The real problem is how industry processes food. Why not list how much sugar was added for palatability, and also list the addition of preservatives and the removal of fiber for shelf life? (See chart.) The food industry would fight such a labeling scheme tooth and nail, as it would force food processors to come clean on how they’ve rigged the game. We would learn that not all carbohydrates and fats are equal. Carbohydrate with fiber (like beans) beats the pants off refined carbohydrate (like white bread), and saturated fat (butter) leaves trans fats (margarine) in the dust.
Tick, tick, tick. The health care explosion will reverberate across generations. But just maybe, when the food industry retools to give the public the information (and the food) it needs to be healthy, we can defuse our national time bomb for everyone’s benefit.
Yogurt’s a health food?
Consider a 6-ounce carton of pomegranate yogurt, which has 19 grams of sugar.
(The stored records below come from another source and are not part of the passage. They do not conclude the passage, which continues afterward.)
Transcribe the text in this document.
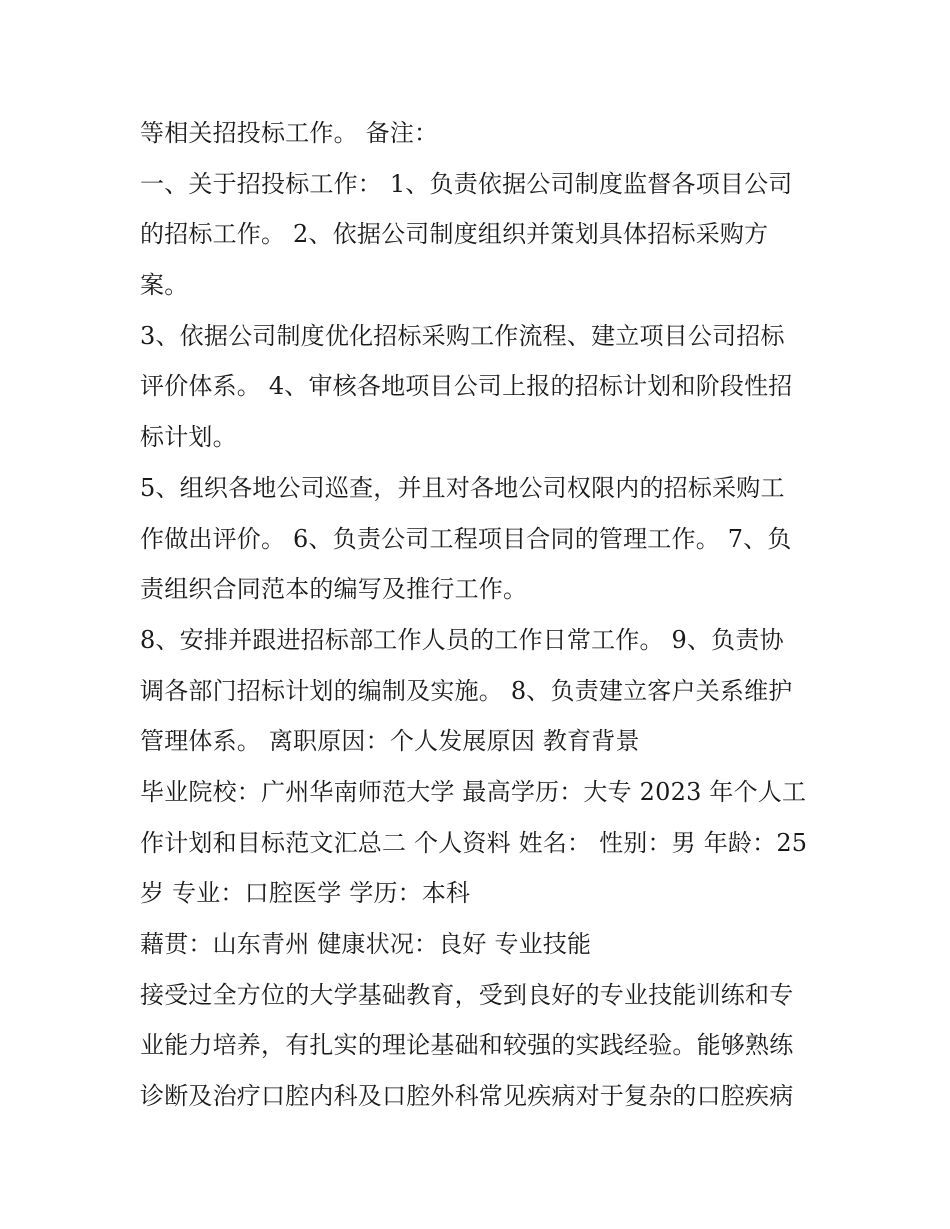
等相关招投标工作。 备注：
一、关于招投标工作： 1、负责依据公司制度监督各项目公司
的招标工作。 2、依据公司制度组织并策划具体招标采购方
案。
3、依据公司制度优化招标采购工作流程、建立项目公司招标
评价体系。 4、审核各地项目公司上报的招标计划和阶段性招
标计划。
5、组织各地公司巡查，并且对各地公司权限内的招标采购工
作做出评价。 6、负责公司工程项目合同的管理工作。 7、负
责组织合同范本的编写及推行工作。
8、安排并跟进招标部工作人员的工作日常工作。 9、负责协
调各部门招标计划的编制及实施。 8、负责建立客户关系维护
管理体系。 离职原因：个人发展原因 教育背景
毕业院校：广州华南师范大学 最高学历：大专 2023 年个人工
作计划和目标范文汇总二 个人资料 姓名： 性别：男 年龄：25
岁 专业：口腔医学 学历：本科
藉贯：山东青州 健康状况：良好 专业技能
接受过全方位的大学基础教育，受到良好的专业技能训练和专
业能力培养，有扎实的理论基础和较强的实践经验。能够熟练
诊断及治疗口腔内科及口腔外科常见疾病对于复杂的口腔疾病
A plain yogurt has 7 grams of sugar, all lactose.
Thus, each pomegranate yogurt has 12 grams of added sugar, the same as a bowl of Cap’n Crunch (although not as much as Cracklin’ Oat Bran, with 15 grams). Not so healthy after all.
What’s in a name?
Question: What do these foods have in common?
Fructose, demerara, castor, honey, turbinado, diatase, Florida crystals, agave nectar, moscovado, refiner’s syrup
Answer: They are all sugar.
Dr. Robert H. Lustig is a professor of pediatrics at UCSF Benioff Children’s Hospital, and the author of “Fat Chance: Beating the Odds Against Sugar, Processed Food, Obesity, and Disease” (Hudson Street Press, 2013).
This article was published by SFGate.